In the malaria parasite, gene regulation is heavily dependent on mechanisms acting at the post- transcriptional and translational levels. More importantly, Plasmodium possesses many atypical characteristics in both pathways when compared to its human host. These unusual features hence extend our therapeutic window against this deadly parasite, yet these characteristics have been poorly explored at the molecular level. The main goal of this project is to characterize the role of newly identified apicomplexan-specific RNA- binding proteins {RAPs) in parasite development and virulence, and to validate their potential as novel drug targets. The fact that Plasmodium parasites modulate part of his gene expression at the post-transcriptional level was inspired by many early studies that demonstrated that the global proteomic profiles often lagged behind the transcriptional profiles. Our newly published large-scale bioinformatics reinforce this conjecture as we determined that at least 18% of all coding-gene are predicted to be potential RNA binding domain-containing protein (RBP). Furthermore, many of these parasite RBPs were experimentally shown to interact in situ with mRNAs. In all eukaryotic organisms, RBPs are essential to regulate mRNA processing at multiple levels including splicing, transport, mRNA stability and turnover, as well as mRNA localization and translational efficiency. In the human malaria parasite, very few RBPs have been characterized. We propose to address this knowledge gap by examining the function of the parasite specific RNA-binding domain proteins abundant in Apicomplexans, or RAPs. More specifically, we will use state-of-the-art genomics, molecular, and cellular approaches to determine the role of the 21 identified RAPs in parasite development and survival.
In Aim 1, we will characterize the essentiality, subcellular localization and phenotypes of RAPs in P. falciparum across different developmental stage using novel CRISPR/Cas9 approaches.

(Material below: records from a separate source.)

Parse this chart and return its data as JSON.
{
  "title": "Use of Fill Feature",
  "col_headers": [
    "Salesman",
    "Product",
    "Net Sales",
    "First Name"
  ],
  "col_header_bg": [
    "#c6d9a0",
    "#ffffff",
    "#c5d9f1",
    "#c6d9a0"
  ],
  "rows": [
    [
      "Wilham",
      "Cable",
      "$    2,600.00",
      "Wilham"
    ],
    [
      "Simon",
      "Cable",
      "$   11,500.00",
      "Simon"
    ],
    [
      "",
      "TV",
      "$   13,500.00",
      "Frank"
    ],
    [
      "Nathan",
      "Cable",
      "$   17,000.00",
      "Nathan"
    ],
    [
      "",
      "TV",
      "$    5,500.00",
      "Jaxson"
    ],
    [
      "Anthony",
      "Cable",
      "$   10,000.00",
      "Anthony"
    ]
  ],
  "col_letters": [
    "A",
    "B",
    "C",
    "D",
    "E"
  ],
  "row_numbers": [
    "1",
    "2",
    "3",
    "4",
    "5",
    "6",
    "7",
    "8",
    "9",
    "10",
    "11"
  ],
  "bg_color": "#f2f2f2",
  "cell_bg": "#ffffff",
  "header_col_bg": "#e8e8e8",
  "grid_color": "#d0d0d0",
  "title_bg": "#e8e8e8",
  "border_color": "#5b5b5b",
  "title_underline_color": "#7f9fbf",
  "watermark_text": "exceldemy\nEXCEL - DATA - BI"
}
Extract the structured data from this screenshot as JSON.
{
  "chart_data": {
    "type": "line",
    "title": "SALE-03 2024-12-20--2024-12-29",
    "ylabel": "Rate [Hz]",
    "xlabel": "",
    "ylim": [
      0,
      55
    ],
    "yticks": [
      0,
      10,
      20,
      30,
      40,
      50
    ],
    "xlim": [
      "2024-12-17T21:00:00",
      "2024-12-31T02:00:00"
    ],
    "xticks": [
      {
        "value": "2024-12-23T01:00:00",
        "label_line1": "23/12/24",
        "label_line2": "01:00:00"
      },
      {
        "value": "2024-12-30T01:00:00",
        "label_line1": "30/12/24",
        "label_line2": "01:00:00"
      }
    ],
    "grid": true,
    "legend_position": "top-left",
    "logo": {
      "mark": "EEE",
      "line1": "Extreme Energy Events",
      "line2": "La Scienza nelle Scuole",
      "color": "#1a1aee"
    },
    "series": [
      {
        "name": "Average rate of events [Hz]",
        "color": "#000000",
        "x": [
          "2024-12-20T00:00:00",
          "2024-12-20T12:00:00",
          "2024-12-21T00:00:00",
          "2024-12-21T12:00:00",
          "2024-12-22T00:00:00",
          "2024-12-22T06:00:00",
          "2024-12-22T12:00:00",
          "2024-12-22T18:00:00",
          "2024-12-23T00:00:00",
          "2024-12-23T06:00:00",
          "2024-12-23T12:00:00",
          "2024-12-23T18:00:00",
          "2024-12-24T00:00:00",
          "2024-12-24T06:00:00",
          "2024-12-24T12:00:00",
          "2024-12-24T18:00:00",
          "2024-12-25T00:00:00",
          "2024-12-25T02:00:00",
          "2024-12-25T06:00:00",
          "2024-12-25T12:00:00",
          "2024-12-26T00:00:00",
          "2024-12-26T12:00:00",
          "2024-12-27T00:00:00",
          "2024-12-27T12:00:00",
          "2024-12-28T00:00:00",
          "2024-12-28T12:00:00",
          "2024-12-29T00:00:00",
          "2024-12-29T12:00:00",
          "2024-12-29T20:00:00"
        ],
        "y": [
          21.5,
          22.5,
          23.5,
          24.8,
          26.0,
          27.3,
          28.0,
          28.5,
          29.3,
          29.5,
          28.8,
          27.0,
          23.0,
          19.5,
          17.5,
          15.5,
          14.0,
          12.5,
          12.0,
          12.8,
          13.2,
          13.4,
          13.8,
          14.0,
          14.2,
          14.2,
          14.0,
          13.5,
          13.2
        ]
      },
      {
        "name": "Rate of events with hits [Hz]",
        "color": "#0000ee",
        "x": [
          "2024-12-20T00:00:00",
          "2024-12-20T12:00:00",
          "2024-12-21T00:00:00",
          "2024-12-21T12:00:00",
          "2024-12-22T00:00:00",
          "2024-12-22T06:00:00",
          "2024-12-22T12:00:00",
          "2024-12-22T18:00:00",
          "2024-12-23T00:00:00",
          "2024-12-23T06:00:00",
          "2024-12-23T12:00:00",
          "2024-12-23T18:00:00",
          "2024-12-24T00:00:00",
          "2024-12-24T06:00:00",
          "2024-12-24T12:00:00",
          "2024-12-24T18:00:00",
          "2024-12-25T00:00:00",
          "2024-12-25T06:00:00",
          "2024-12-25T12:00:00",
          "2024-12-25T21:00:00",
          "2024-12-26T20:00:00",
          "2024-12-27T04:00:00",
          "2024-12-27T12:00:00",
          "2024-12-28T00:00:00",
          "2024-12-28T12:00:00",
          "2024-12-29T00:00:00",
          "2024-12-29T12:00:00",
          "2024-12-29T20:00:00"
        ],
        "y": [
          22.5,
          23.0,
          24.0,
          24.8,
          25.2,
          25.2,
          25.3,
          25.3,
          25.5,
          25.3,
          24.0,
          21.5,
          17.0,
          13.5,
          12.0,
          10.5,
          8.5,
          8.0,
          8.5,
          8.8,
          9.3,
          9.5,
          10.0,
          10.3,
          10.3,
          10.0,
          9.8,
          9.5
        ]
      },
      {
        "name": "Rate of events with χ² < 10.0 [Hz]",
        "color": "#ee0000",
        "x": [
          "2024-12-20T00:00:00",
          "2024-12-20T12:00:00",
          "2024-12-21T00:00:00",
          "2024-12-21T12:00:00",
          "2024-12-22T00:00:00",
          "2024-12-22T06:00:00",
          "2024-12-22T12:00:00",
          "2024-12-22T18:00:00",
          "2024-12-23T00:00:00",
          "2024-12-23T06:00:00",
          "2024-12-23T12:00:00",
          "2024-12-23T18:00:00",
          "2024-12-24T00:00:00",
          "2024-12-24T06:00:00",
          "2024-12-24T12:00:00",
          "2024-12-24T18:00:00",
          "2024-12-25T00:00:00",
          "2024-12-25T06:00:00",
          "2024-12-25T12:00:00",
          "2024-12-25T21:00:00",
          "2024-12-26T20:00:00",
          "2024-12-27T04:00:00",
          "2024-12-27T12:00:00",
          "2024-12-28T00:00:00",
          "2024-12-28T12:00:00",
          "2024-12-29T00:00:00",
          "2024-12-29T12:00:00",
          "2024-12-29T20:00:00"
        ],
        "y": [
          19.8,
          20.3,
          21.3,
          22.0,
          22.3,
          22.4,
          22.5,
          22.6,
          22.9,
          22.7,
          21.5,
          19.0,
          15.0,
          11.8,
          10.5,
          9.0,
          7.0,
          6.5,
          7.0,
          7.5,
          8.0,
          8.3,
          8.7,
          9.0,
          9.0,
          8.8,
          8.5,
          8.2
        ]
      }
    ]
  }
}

In Aim 2, we will define the global RAP- related ribonucleoprotein interaction network across various parasite developmental stages by developing high-throughput sequencing technologies and pull-down strategies followed by mass spectrometry analysis. Our complementary approaches will not only identify key specific RBPs contributing to parasite development, but also uncover unique post-transcriptional networks in a eukaryotic human pathogen. By providing fundamental insights into mechanisms regulating translation in Plasmodium, this project will improve our ability to design new drugs and novel lines of defense against malaria and many other infectious disease agents.
Apicomplexan parasites, such as Plasmodium, possess many atypical characteristics compared to their human host in both of the post-transcriptional and translational pathways regulating gene and protein expression. This project is designed to characterize at the molecular level, apicomplexan-specific mRNA-binding proteins (RAPs) that are essential to the parasite development throughout its infectious cycle and validate them as new drug targets.